# Chapter 7 - Example: Satellite Data 
###  Days with sea surface temperature above a threshold

In this chapter we exemplify the use of Sea Surface Temperature (SST) data in the cloud. 

This example analyzes a time series from an area of the ocean or a point. If an area, it averages SST values into a single value. Then it analyze the time series to assess when SST is above a given threshold. This could be used to study marine heatwaves, or use a SST threshold relevant to a marine species of interest.

<span style="font-size:larger;">__You must have the Zarr package installed as well__</span>

In [None]:
import numpy as np
import pandas as pd
import xarray as xr
import matplotlib.pyplot as plt 
import datetime as dt
import cartopy.feature as cfeature
import cartopy.crs as ccrs
import warnings 
warnings.simplefilter('ignore') 

from cartopy.mpl.ticker import LongitudeFormatter, LatitudeFormatter
from calendar import month_abbr

In [None]:
# input parameters

# select either a range of lat/lon or a point. 
# If a point, set both entries to the same value
latr = [35, 40] # make sure lat1 < lat2 since no test is done below to simplify the code
lonr = [-125, -120] # lon1 < lon2, range -180:180. resolution daily 1km!

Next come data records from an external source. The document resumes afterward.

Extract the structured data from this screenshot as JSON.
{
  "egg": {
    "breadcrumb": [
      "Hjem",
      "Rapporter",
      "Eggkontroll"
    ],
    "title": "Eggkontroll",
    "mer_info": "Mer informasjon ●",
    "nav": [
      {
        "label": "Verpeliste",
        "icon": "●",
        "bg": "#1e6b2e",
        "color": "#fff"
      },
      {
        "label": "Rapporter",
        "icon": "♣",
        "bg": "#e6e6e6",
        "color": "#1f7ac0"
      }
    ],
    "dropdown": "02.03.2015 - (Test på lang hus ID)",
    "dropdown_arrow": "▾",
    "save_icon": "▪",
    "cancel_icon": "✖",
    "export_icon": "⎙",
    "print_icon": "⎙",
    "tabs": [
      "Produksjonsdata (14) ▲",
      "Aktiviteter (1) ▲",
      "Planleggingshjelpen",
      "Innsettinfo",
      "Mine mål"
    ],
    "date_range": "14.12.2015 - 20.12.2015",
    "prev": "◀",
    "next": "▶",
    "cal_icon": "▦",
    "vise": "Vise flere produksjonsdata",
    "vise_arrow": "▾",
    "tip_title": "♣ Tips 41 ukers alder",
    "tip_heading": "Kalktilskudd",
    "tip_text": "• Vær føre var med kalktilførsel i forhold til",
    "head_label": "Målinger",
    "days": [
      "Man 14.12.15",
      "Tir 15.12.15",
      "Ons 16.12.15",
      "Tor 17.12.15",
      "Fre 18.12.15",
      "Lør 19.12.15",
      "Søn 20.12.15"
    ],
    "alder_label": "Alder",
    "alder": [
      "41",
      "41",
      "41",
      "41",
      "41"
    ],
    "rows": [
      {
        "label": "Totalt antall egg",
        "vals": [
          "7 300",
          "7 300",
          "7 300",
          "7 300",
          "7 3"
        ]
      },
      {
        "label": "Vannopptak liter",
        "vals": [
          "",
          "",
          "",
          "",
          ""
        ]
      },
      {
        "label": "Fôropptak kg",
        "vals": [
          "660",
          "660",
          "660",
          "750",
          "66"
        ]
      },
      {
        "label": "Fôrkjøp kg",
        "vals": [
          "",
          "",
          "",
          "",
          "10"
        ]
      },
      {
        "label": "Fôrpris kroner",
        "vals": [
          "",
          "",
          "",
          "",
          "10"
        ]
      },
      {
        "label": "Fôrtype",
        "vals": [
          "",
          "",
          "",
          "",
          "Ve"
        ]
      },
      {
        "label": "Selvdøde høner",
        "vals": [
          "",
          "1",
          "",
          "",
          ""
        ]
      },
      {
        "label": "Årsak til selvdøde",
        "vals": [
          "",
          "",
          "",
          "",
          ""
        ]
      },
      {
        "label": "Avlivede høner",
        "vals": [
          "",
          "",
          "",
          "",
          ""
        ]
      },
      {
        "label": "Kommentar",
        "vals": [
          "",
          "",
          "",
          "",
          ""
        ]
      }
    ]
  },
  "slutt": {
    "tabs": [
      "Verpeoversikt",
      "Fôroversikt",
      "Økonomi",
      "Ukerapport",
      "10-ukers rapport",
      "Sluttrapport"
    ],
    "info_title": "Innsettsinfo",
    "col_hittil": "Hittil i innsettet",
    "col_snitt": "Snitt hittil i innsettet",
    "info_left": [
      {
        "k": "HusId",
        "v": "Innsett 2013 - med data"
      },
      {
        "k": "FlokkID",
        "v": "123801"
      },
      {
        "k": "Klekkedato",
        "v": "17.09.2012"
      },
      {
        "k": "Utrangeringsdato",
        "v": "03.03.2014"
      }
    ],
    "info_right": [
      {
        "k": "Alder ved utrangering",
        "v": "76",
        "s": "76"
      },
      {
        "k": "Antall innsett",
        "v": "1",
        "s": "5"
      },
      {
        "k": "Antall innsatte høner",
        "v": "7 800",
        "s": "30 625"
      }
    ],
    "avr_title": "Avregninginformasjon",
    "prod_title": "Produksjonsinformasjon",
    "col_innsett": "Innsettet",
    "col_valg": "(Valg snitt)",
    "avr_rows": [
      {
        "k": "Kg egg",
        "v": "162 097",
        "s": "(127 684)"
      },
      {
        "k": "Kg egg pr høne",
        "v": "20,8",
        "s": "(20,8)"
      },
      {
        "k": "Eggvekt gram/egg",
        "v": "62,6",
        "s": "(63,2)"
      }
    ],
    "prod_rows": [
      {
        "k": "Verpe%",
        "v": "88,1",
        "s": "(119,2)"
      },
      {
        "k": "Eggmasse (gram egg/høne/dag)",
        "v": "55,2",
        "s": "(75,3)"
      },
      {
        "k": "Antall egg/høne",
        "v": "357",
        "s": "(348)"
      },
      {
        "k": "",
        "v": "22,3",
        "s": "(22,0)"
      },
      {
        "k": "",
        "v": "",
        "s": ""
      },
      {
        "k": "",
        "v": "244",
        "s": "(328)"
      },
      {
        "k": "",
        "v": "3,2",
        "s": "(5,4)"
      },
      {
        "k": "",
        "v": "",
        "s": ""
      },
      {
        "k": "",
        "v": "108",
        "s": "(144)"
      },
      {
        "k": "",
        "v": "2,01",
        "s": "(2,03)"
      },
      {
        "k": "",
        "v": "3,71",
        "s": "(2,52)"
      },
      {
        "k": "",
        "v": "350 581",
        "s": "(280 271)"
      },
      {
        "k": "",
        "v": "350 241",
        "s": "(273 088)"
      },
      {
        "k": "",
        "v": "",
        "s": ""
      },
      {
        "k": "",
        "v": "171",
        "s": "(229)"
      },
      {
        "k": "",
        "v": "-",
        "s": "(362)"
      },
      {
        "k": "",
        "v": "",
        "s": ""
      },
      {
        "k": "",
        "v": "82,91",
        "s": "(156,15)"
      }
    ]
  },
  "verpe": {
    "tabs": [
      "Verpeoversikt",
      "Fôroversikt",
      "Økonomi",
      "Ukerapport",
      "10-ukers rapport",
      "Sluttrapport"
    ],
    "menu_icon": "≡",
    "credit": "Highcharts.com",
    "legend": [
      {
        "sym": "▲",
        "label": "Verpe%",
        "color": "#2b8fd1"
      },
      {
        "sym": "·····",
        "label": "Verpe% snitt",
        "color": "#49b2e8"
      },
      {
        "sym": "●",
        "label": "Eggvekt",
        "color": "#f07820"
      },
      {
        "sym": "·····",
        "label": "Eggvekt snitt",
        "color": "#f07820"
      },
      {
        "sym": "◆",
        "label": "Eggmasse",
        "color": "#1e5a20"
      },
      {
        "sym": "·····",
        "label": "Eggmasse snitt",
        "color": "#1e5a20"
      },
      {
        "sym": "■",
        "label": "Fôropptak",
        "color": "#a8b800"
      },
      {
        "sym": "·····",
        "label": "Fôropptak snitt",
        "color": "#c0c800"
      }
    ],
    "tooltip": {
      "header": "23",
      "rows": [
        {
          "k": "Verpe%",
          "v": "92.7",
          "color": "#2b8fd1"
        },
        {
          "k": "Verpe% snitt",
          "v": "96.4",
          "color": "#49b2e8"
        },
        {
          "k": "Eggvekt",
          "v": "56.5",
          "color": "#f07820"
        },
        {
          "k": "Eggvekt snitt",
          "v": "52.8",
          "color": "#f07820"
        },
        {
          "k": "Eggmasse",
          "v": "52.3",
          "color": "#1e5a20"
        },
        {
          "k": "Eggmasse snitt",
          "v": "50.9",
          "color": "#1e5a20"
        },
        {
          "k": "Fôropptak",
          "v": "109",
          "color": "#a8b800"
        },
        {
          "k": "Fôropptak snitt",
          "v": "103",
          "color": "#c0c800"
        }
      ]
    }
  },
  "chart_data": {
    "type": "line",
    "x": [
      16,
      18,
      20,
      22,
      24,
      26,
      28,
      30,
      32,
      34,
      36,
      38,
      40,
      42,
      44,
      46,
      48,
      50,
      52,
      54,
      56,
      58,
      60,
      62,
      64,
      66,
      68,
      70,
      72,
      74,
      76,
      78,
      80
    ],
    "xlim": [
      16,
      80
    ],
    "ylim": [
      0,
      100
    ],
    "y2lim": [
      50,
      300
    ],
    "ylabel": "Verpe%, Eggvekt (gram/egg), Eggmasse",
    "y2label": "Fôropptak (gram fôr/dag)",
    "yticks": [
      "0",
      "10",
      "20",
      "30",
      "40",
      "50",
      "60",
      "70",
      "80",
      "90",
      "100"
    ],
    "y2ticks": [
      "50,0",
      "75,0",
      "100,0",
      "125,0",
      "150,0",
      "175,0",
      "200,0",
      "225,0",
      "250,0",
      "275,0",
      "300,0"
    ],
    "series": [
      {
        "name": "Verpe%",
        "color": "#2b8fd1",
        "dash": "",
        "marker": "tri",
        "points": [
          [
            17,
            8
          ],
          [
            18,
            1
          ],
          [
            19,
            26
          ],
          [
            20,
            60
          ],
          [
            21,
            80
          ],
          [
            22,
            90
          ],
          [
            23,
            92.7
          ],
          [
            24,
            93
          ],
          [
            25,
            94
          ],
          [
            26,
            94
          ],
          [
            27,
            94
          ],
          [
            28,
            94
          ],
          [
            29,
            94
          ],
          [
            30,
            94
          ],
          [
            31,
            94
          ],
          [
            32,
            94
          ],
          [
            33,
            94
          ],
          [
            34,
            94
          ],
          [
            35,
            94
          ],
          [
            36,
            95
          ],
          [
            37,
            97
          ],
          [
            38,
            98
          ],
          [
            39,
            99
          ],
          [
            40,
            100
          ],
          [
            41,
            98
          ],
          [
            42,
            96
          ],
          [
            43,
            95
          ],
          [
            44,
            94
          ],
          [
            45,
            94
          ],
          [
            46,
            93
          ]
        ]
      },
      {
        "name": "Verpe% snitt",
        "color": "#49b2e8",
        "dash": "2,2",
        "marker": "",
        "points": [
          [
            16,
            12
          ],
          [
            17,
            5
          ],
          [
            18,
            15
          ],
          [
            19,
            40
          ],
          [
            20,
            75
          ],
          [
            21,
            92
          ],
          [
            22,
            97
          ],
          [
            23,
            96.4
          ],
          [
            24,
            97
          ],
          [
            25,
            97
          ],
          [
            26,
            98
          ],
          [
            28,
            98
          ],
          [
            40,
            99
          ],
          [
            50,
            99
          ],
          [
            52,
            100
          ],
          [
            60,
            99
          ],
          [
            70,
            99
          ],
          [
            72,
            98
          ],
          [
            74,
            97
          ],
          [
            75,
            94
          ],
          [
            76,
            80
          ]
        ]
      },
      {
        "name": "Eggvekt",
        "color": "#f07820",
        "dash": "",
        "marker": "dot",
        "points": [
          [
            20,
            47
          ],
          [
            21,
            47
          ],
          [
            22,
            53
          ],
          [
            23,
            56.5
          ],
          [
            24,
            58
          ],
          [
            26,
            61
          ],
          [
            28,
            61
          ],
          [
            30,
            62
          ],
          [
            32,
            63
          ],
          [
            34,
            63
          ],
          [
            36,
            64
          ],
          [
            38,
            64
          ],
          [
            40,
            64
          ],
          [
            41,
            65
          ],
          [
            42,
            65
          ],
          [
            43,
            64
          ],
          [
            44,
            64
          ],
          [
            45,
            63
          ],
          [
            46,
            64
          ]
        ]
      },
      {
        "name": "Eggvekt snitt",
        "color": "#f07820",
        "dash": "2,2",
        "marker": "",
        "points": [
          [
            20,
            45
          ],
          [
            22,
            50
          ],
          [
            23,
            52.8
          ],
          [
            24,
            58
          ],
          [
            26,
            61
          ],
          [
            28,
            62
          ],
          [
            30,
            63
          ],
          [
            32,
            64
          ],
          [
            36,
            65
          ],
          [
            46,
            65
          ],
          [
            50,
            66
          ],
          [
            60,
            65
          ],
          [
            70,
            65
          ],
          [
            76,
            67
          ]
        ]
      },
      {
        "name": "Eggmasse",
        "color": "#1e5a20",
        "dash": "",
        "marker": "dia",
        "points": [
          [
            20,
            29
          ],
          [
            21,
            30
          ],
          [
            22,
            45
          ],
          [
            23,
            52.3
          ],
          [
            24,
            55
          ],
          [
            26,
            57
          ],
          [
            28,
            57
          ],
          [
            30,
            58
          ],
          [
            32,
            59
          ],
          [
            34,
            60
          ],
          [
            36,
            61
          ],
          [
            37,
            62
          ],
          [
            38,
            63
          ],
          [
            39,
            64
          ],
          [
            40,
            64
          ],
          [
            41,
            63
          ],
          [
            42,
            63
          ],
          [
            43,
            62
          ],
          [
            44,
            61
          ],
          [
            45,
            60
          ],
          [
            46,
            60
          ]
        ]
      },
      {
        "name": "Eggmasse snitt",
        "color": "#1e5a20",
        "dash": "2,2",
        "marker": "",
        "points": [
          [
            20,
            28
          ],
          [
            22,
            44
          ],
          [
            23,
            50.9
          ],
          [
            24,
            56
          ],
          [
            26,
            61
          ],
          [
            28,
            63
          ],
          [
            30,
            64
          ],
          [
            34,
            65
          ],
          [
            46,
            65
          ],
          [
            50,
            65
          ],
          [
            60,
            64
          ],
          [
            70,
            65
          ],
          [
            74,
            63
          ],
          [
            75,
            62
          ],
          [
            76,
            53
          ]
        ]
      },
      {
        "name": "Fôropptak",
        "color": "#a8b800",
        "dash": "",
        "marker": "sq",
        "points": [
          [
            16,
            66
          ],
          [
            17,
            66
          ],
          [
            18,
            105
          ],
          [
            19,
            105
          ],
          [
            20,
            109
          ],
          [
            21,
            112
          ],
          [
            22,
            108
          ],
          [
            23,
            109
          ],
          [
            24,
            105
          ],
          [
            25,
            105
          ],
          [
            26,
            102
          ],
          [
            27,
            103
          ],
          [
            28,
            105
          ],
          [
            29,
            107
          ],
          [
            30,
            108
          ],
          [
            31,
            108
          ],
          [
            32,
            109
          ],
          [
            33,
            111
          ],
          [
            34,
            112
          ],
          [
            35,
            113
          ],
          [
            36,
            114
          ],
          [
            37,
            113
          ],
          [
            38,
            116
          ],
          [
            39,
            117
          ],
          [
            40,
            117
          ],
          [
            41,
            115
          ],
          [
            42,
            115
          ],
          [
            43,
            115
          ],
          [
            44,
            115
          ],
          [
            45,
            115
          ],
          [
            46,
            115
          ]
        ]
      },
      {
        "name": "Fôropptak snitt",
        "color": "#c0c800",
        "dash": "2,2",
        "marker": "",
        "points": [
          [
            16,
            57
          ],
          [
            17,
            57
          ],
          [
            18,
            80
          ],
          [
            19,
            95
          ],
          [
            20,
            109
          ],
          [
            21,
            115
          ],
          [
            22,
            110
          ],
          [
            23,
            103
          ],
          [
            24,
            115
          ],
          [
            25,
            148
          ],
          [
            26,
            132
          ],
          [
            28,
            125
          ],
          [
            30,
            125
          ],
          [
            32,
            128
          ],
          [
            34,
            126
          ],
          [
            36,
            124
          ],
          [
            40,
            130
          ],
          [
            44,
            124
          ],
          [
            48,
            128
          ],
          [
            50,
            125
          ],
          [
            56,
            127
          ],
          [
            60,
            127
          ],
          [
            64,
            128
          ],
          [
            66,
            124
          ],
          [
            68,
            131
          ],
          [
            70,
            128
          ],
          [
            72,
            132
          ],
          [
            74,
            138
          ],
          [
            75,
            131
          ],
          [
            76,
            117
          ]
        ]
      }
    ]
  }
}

# time range. data range available: 2002-06-01 to 2020-01-20. [start with a short period]
dater = ['2018-01-06','2018-01-14'] # dates on the format 'YYYY-MM-DD' as string

***
## We are going to use the Multi-Scale Ultra High Resolution (MUR) Sea Surface Temperature (SST) data set
### This dataset is stored the Amazon (AWS) Cloud. For more info and links to the data detail and examples, see: https://registry.opendata.aws/mur/

This dataset is stored in `zarr` format, which is an optimized format for the large datasets and the cloud. It is not stored as one 'image' at a time or a gigantic netcdf file, but in 'chunks', so it is perfect for extracting time series.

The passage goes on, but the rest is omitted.